他咽了咽唾沫,強忍著沖動將魏如婳拉開,嘶啞著聲音道了句:“別鬧,我讓刀光去……”

話音還未落下,女孩已經借著他的肩膀吃力地支起身子,吻住了他的唇。

謝燁亭壓制下本能,將女孩再次拉開,讓她靠在自己的肩頭,冷冽的目光掃過在屋內的另外三人。

阿彩瞬間明白了謝燁亭的意思,轉身就要走,又左右看了看身邊兩個傻大漢,猶豫了片刻一手揪住一個人的衣領,準備拖走。

刀光咽了咽口水,目光轉向別的地方,拍開了阿彩的手,又哼著小曲兒轉身和阿彩一同離開。
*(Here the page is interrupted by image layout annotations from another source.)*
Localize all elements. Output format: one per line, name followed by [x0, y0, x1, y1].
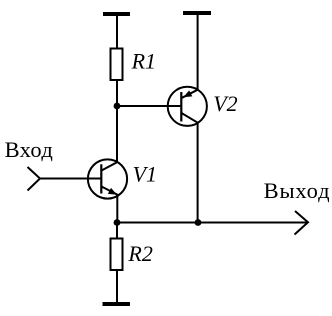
svg-text:V2: V2 — [213, 91, 237, 116]
svg-text:R1: R1 — [131, 49, 156, 74]
svg-text:V1: V1 — [133, 162, 157, 187]
svg-text:Выход: Выход — [264, 178, 331, 203]
svg-text:Вход: Вход — [5, 137, 54, 162]
svg-text:R2: R2 — [127, 241, 152, 266]
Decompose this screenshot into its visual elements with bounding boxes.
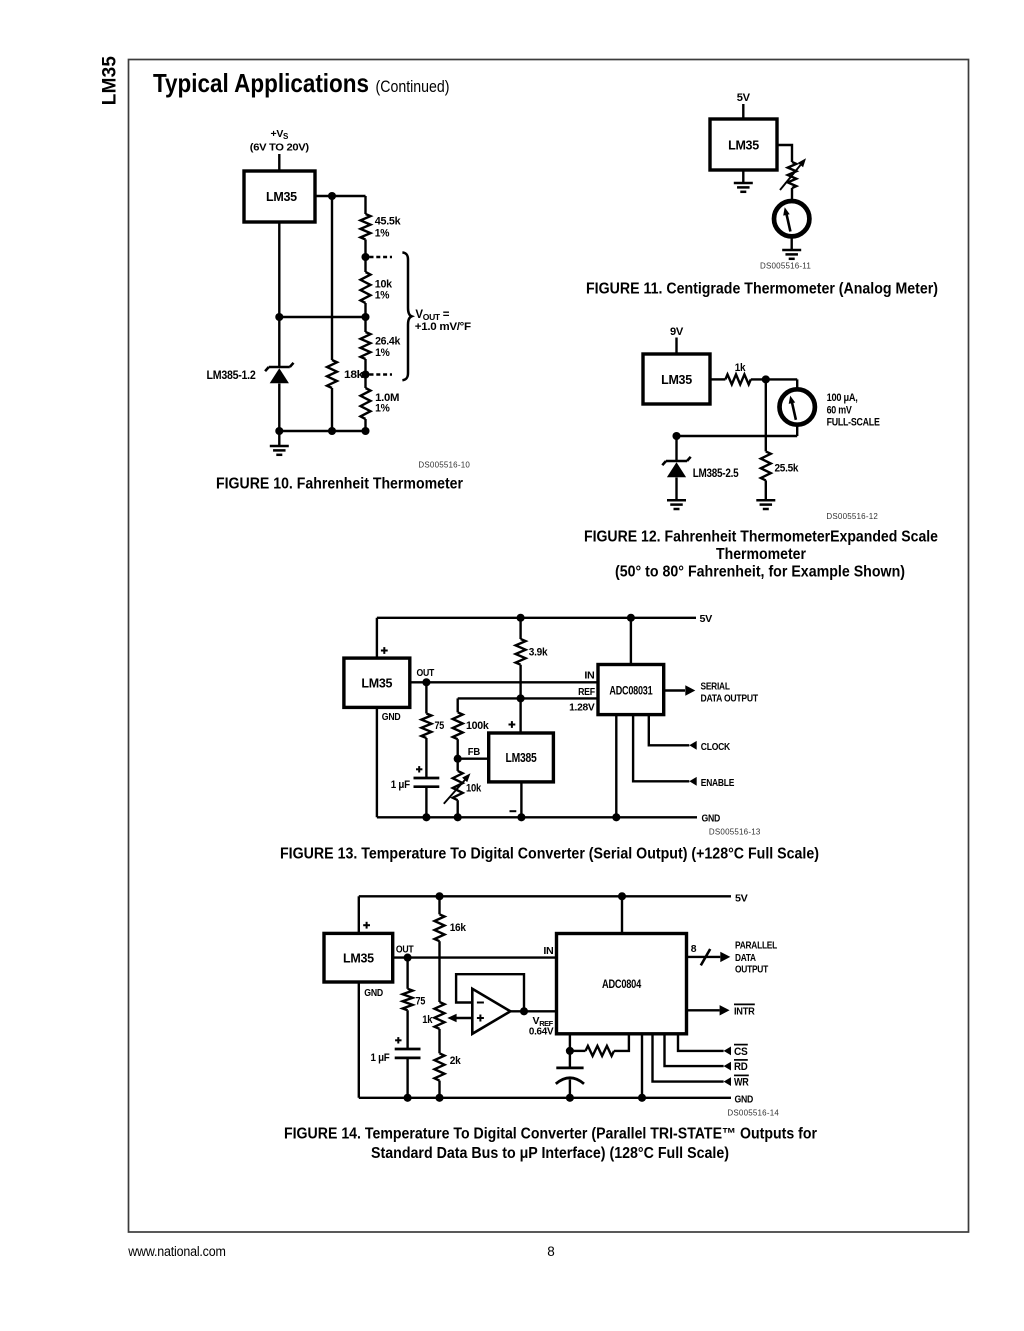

倒是劍影的目光死死鎖在魏如婳身上,最後被刀光和阿彩兩人一起打包拖走。

謝燁亭抱起魏如婳,想將她安置在一旁的床上。

可才微微起身,魏如婳就緊緊拉住了他的衣服。

“別走——”女孩的聲音軟糯,打破了四周的寂靜,回蕩在謝燁亭的耳畔。

不知哪裏來的力氣,魏如婳的小手一攬,便將謝燁亭的臉攬到了自己近前。

男人身上淡雅的沈香氣息充斥在她的鼻間,讓她身上的溫度愈發高了起來。

“謝、燁、亭。”她一字一字呢喃著男人的名字,眼神迷離地又一次吻上了男人的唇。

謝燁亭只眸光一暗,終是沒抵住女孩的殷勤,緊緊抱住女孩加深了這一吻。

……

翌日清晨,天空才泛起魚肚白,屋外微風吹拂,光亮漸漸透過窗欞照灑在屋內。

魏如婳迷迷糊糊間只覺渾身酸痛,手邊似有什麽東西擋著,驚得她猛地睜開眼去看——

謝燁亭衣著整齊地坐在她的床榻邊,手中拿著本書,而自己也不知何時居然換了一套寢衣。

謝燁亭怎麽會在趙府?

“嘶——”魏如婳想起身,但兩條腿卻軟得一用力就打顫。

昨夜到底發生了什麽……

她只覺得腦袋昏昏沈沈的,隱隱約約有昨夜的記憶湧現。

好像……

她和謝燁亭……

魏如婳不敢再回憶下去,只翻了個身臉朝床裏,不敢再去看謝燁亭。

“還裝睡麽?”謝燁亭的聲音陡然在她耳邊響起。

魏如婳打了一個激靈,感受著謝燁亭的鼻息吹在自己的耳垂上,臉頰燒紅,繼續裝睡到底。

才閉上眼,她就聽身後傳來一陣悅耳的低笑。

“是我昨夜過激了。”謝燁亭合上手中的書本,將魏如婳打了個轉,讓她面朝著自己,神色認真,“不過你中的藥頗為狠毒,事態緊急,我只能出此下策。”

魏如婳將腦袋蒙在被子中,不願意理會謝燁亭。

她與謝燁亭雖是情投意合,但如今未有夫妻之名卻有了夫妻之實,若是將來……

這叫她該如何做人!

“我已經命刀光去查了,此事定還你一個公道。”謝燁亭將女孩從被子裏撈出來,攬入自己的懷中,下顎抵著女孩的頭頂,大掌握著女孩纖細的小手,不停摩梭著。

魏如婳將臉側在謝燁亭的懷中,悶悶地說了聲:“那你呢。”

只是這一聲音太小,瞬間就被屋外傳來的一聲阿彩的暴怒聲蓋了過去——

“誰也別攔著我,我不把那魏如夢宰了,我枉為人,更愧對姑娘當初的救命之恩!”